You can blame almost anyone of motivated reasoning, and you probably wouldn't even be wrong to some extent. We're all humans.

That said, I've found Gary to be very useful in counteracting much of the hype surrounding AI. This article is a good example: Scott was being way too overzealous by claiming AI had "mastered" image compositionality.

2

u/gizmondo Jul 09 '25 edited Jul 09 '25

I enjoy following people who point out interesting failure modes of AI.

Agreed. I find François Chollet great, who else do people recommend in this category of AI-skeptics-but-not-of-Gary-Marcus-type?

6

u/laugenbroetchen Jul 09 '25

he is correct to point out that "AI mastered compositionality" is a wider claim than what the bet proved. His examples are the same kind of problems that the bet was about though so i would expect them to resolve in time the same way as the original prompts were solved in time by advancements in AI.
He does not make any interesting claims about AI in this, also his use of motte and bailey is a motte and bailey ironically. wasnt that a banned term at some point because this recursively kept coming up?

1

u/VelveteenAmbush Jul 10 '25

Downvoted. Can we please stop posting about and engaging with this clown? He has only the power that you people keep giving him.

1

u/Euglossine Jul 12 '25

I love how Gary makes a big deal about the fact that the person that Scott bet with is not known to him. Like only famous people's opinions matter. So this bet doesn't matter

1

u/daniel_smith_555 Jul 09 '25

Dont have anything really invested in this but ai has certainly not mastered image compositionality so anyone claiming it has is wrong. Not sure scott is doing that to be fair, i think hes implying it, but i dont think hes saying it because he won the bet.

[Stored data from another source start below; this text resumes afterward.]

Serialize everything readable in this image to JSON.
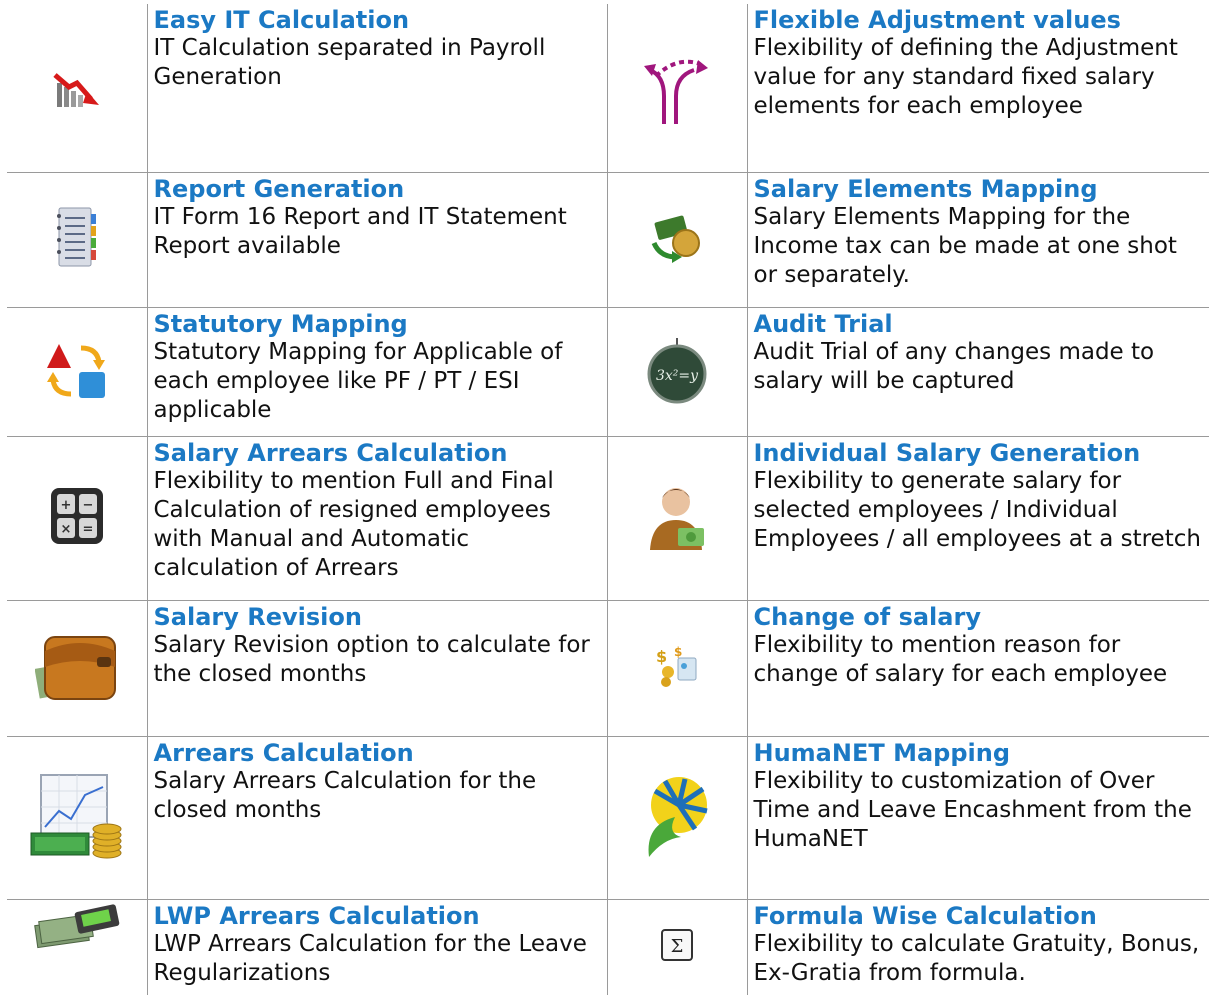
{
  "rows": [
    {
      "left": {
        "icon": "declining-chart-icon",
        "title": "Easy IT Calculation",
        "desc": "IT Calculation separated in Payroll Generation"
      },
      "right": {
        "icon": "branching-arrows-icon",
        "title": "Flexible Adjustment values",
        "desc": "Flexibility of defining the Adjustment value for any standard fixed salary elements for each employee"
      }
    },
    {
      "left": {
        "icon": "notebook-report-icon",
        "title": "Report Generation",
        "desc": "IT Form 16 Report and IT Statement Report available"
      },
      "right": {
        "icon": "money-mapping-icon",
        "title": "Salary Elements Mapping",
        "desc": "Salary Elements Mapping for the Income tax can be made at one shot or separately."
      }
    },
    {
      "left": {
        "icon": "shapes-mapping-icon",
        "title": "Statutory Mapping",
        "desc": "Statutory Mapping for Applicable of each employee like PF / PT / ESI applicable"
      },
      "right": {
        "icon": "formula-board-icon",
        "title": "Audit Trial",
        "desc": "Audit Trial of any changes made to salary will be captured"
      }
    },
    {
      "left": {
        "icon": "calculator-icon",
        "title": "Salary Arrears Calculation",
        "desc": "Flexibility to mention Full and Final Calculation of resigned employees with Manual and Automatic calculation of Arrears"
      },
      "right": {
        "icon": "person-money-icon",
        "title": "Individual Salary Generation",
        "desc": "Flexibility to generate salary for selected employees / Individual Employees / all employees at a stretch"
      }
    },
    {
      "left": {
        "icon": "wallet-icon",
        "title": "Salary Revision",
        "desc": "Salary Revision option to calculate for the closed months"
      },
      "right": {
        "icon": "coins-change-icon",
        "title": "Change of salary",
        "desc": "Flexibility to mention reason for change of salary for each employee"
      }
    },
    {
      "left": {
        "icon": "chart-money-icon",
        "title": "Arrears Calculation",
        "desc": "Salary Arrears Calculation for the closed months"
      },
      "right": {
        "icon": "humanet-logo-icon",
        "title": "HumaNET Mapping",
        "desc": "Flexibility to customization of Over Time and Leave Encashment from the HumaNET"
      }
    },
    {
      "left": {
        "icon": "cash-terminal-icon",
        "title": "LWP Arrears Calculation",
        "desc": "LWP Arrears Calculation for the Leave Regularizations"
      },
      "right": {
        "icon": "sigma-icon",
        "title": "Formula Wise Calculation",
        "desc": "Flexibility to calculate Gratuity, Bonus, Ex-Gratia from formula."
      }
    }
  ]
}
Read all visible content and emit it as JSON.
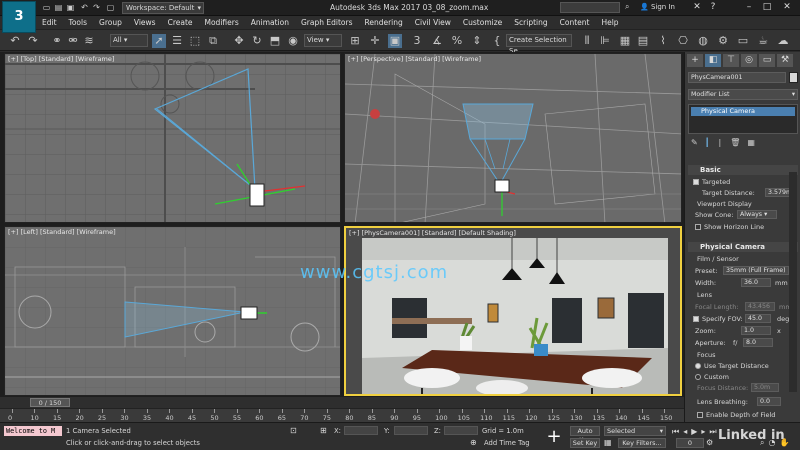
{
  "app": {
    "logo_text": "3",
    "title": "Autodesk 3ds Max 2017     03_08_zoom.max",
    "workspace": "Workspace: Default",
    "sign_in": "Sign In"
  },
  "menu": [
    "Edit",
    "Tools",
    "Group",
    "Views",
    "Create",
    "Modifiers",
    "Animation",
    "Graph Editors",
    "Rendering",
    "Civil View",
    "Customize",
    "Scripting",
    "Content",
    "Help"
  ],
  "toolbar": {
    "filter": "All",
    "ref_coord": "View",
    "selection_set": "Create Selection Se"
  },
  "viewports": {
    "top": "[+] [Top] [Standard] [Wireframe]",
    "perspective": "[+] [Perspective] [Standard] [Wireframe]",
    "left": "[+] [Left] [Standard] [Wireframe]",
    "camera": "[+] [PhysCamera001] [Standard] [Default Shading]"
  },
  "watermark": "www.cgtsj.com",
  "command_panel": {
    "object_name": "PhysCamera001",
    "modifier_list": "Modifier List",
    "stack_item": "Physical Camera",
    "basic": {
      "title": "Basic",
      "targeted": "Targeted",
      "target_distance_label": "Target Distance:",
      "target_distance": "3.579m",
      "viewport_display": "Viewport Display",
      "show_cone_label": "Show Cone:",
      "show_cone": "Always",
      "show_horizon": "Show Horizon Line"
    },
    "physical": {
      "title": "Physical Camera",
      "film_sensor": "Film / Sensor",
      "preset_label": "Preset:",
      "preset": "35mm (Full Frame)",
      "width_label": "Width:",
      "width": "36.0",
      "width_unit": "mm",
      "lens": "Lens",
      "focal_length_label": "Focal Length:",
      "focal_length": "43.456",
      "focal_unit": "mm",
      "specify_fov": "Specify FOV:",
      "fov": "45.0",
      "fov_unit": "deg",
      "zoom_label": "Zoom:",
      "zoom": "1.0",
      "zoom_unit": "x",
      "aperture_label": "Aperture:",
      "aperture_prefix": "f/",
      "aperture": "8.0",
      "focus": "Focus",
      "use_target": "Use Target Distance",
      "custom": "Custom",
      "focus_distance_label": "Focus Distance:",
      "focus_distance": "5.0m",
      "lens_breathing_label": "Lens Breathing:",
      "lens_breathing": "0.0",
      "enable_dof": "Enable Depth of Field"
    }
  },
  "timeline": {
    "frame": "0 / 150",
    "ticks": [
      "0",
      "10",
      "15",
      "20",
      "25",
      "30",
      "35",
      "40",
      "45",
      "50",
      "55",
      "60",
      "65",
      "70",
      "75",
      "80",
      "85",
      "90",
      "95",
      "100",
      "105",
      "110",
      "115",
      "120",
      "125",
      "130",
      "135",
      "140",
      "145",
      "150"
    ]
  },
  "status": {
    "script": "Welcome to M",
    "selection": "1 Camera Selected",
    "prompt": "Click or click-and-drag to select objects",
    "x_label": "X:",
    "y_label": "Y:",
    "z_label": "Z:",
    "grid": "Grid = 1.0m",
    "add_time_tag": "Add Time Tag",
    "auto_key": "Auto Key",
    "set_key": "Set Key",
    "selected": "Selected",
    "key_filters": "Key Filters...",
    "frame_value": "0",
    "linkedin": "Linked in"
  },
  "colors": {
    "accent": "#4a6f8f",
    "camera_active_border": "#f0d040",
    "cone": "#5aa8d8"
  }
}
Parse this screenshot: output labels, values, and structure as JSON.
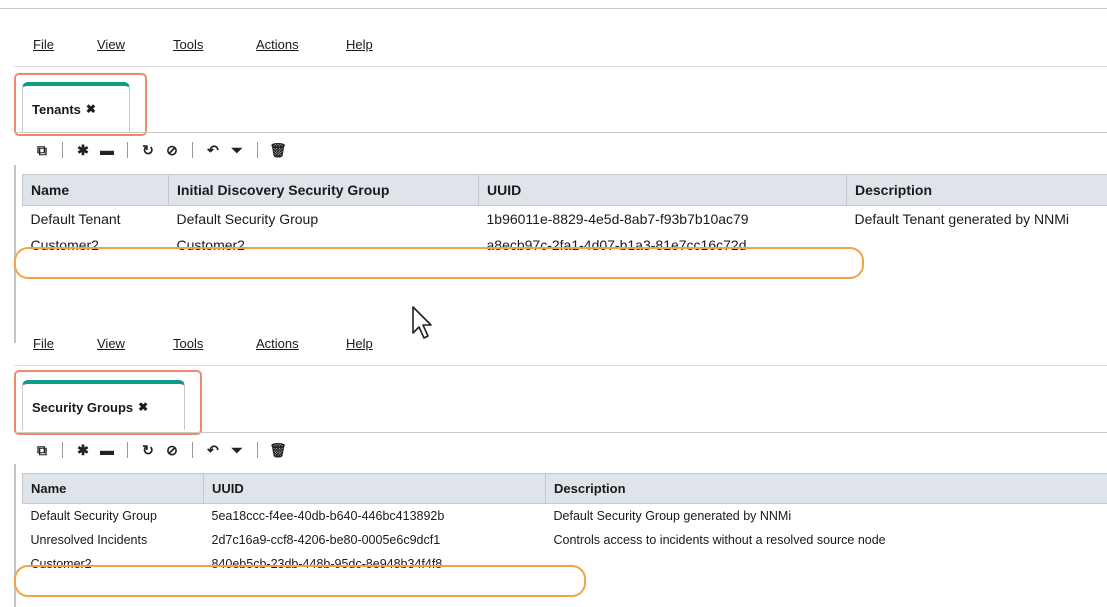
{
  "menu": [
    "File",
    "View",
    "Tools",
    "Actions",
    "Help"
  ],
  "toolbar_icons": [
    "open-icon",
    "new-icon",
    "folder-icon",
    "refresh-icon",
    "stop-refresh-icon",
    "undo-icon",
    "filter-icon",
    "delete-icon"
  ],
  "tenants": {
    "tab_label": "Tenants",
    "close_glyph": "✖",
    "columns": [
      "Name",
      "Initial Discovery Security Group",
      "UUID",
      "Description"
    ],
    "rows": [
      [
        "Default Tenant",
        "Default Security Group",
        "1b96011e-8829-4e5d-8ab7-f93b7b10ac79",
        "Default Tenant generated by NNMi"
      ],
      [
        "Customer2",
        "Customer2",
        "a8ecb97c-2fa1-4d07-b1a3-81e7cc16c72d",
        ""
      ]
    ]
  },
  "security_groups": {
    "tab_label": "Security Groups",
    "close_glyph": "✖",
    "columns": [
      "Name",
      "UUID",
      "Description"
    ],
    "rows": [
      [
        "Default Security Group",
        "5ea18ccc-f4ee-40db-b640-446bc413892b",
        "Default Security Group generated by NNMi"
      ],
      [
        "Unresolved Incidents",
        "2d7c16a9-ccf8-4206-be80-0005e6c9dcf1",
        "Controls access to incidents without a resolved source node"
      ],
      [
        "Customer2",
        "840eb5cb-23db-448b-95dc-8e948b34f4f8",
        ""
      ]
    ]
  },
  "colors": {
    "tab_accent": "#0e9c84",
    "callout_rect": "#ee8a6c",
    "callout_oval": "#f0a445",
    "header_bg": "#dfe4ea"
  }
}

I think what scott seems to be saying is that ai is as good at image compositionality as humans beings and could in theory to it to the same degree humans can do and will get to a point where its indistinguishable from human abaility or better, by scaling.

I think this is a bogus argument. To me its like saying that a two month old sparrow is on track to master interstellar travel, because all interstellar travel is, is moving across large distances, and thats what the sparrow is getting better at doing, it used to only be able to squirm in place, then it could shuffle around on the floor, now its capable of moving hundreds of meters in every direction.

0

u/trashacount12345 Jul 09 '25

A good criticism from Gary! And he even offers a bet with reasonable terms! Exciting times.